Шрифт:
Интервал:
Закладка:
Итак, народы — действующие лица истории. Но есть еще люди. С ними связана одна удивительная особенность сочинения Полибия. Я недавно сравнила его с молнией, с прожектором. Но еще оно напоминает мне окно: широкое окно в прошлое. Мимо него проходят сотни людей, мы видим их и, затаив дыхание, ловим их разговоры. Иногда мы видим целую битву, иногда ужасную сцену народного восстания в Александрии, когда при неверном свете колеблющихся факелов остервенелая толпа разрывает в клочья ненавистного временщика и его семью. А вот двое людей по дороге на Форум остановились перед нами, и мы слышим весь их разговор до последнего слова, можем даже наблюдать выражение их лиц. В свое время Мериме говорил, что отдал бы всего Фукидида за мемуары Аспасии или раба Перикла. Фраза эта вовсе не так пошла, как кажется на первый взгляд. Мериме — писатель, и он хочет представить людей прошлого: как они держались, как говорили друг с другом, вообще, как жили. Но он не находит всего этого у Фукидида. Вместо того он читает очень точный, доскональный отчет о Пелопоннесских войнах, а когда, наконец, герои открывают рот и начинают говорить, он слышит лишь очень логичные, очень искусно составленные, очень холодные риторические речи, написанные самим Фукидидом.

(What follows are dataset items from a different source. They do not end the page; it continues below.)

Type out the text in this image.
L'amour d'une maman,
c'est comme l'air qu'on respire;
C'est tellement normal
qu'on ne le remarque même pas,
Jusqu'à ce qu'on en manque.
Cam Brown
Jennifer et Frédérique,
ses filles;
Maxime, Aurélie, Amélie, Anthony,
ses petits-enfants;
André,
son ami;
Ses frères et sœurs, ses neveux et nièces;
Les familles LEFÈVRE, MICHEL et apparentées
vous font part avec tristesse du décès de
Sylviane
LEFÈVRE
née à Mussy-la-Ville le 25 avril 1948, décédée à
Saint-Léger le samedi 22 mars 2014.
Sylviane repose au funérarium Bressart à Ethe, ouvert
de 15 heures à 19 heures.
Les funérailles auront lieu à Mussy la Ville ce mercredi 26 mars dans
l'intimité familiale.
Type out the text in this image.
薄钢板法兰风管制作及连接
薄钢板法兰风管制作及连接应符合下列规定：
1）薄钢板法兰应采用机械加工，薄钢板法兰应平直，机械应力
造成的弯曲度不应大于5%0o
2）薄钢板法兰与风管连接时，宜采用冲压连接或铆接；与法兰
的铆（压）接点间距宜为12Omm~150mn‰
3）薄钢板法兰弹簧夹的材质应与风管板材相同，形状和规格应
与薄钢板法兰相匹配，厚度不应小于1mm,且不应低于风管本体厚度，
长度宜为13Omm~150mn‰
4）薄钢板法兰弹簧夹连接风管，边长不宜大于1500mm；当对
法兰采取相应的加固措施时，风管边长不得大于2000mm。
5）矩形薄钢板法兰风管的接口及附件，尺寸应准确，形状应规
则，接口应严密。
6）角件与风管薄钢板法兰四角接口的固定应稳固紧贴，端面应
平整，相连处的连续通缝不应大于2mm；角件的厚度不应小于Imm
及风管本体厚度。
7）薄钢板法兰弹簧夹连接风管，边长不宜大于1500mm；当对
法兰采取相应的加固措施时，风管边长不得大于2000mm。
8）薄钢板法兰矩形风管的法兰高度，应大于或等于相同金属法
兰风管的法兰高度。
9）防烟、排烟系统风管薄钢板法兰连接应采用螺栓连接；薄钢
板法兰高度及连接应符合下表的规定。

Совсем другое Полибий. Не думаю, чтобы его можно было променять на чьи бы то ни было записки. И это вовсе не потому, что он сообщает сплетни или пикантные анекдоты о политических деятелях, как делал, например, его предшественник Тимей. Напротив, он считает, что такой способ действия недостоин настоящего историка. Он поступает иначе. В ткань своей истории он с необыкновенным искусством вплетает фрагменты мемуаров. Читатель, быть может, помнит, с какими подробностями описывает он свой разговор со Сципионом, в то время восемнадцатилетним мальчиком. Он не только записал каждое его слово, но и каждый жест, сообщил, когда его юный собеседник покраснел, с какой интонацией произнес те или иные слова. И вот перед нами, как живой, встает образ этого нежного поэтического юноши. Когда Полибий повествует о Сципионе Старшем, которого никогда не видел, он пользуется записанными им рассказами его лучшего друга Лелия. И тоже так красочно, в таких подробностях рисует каждое слово, каждый жест, что нам кажется, что будто мы его видим и слышим.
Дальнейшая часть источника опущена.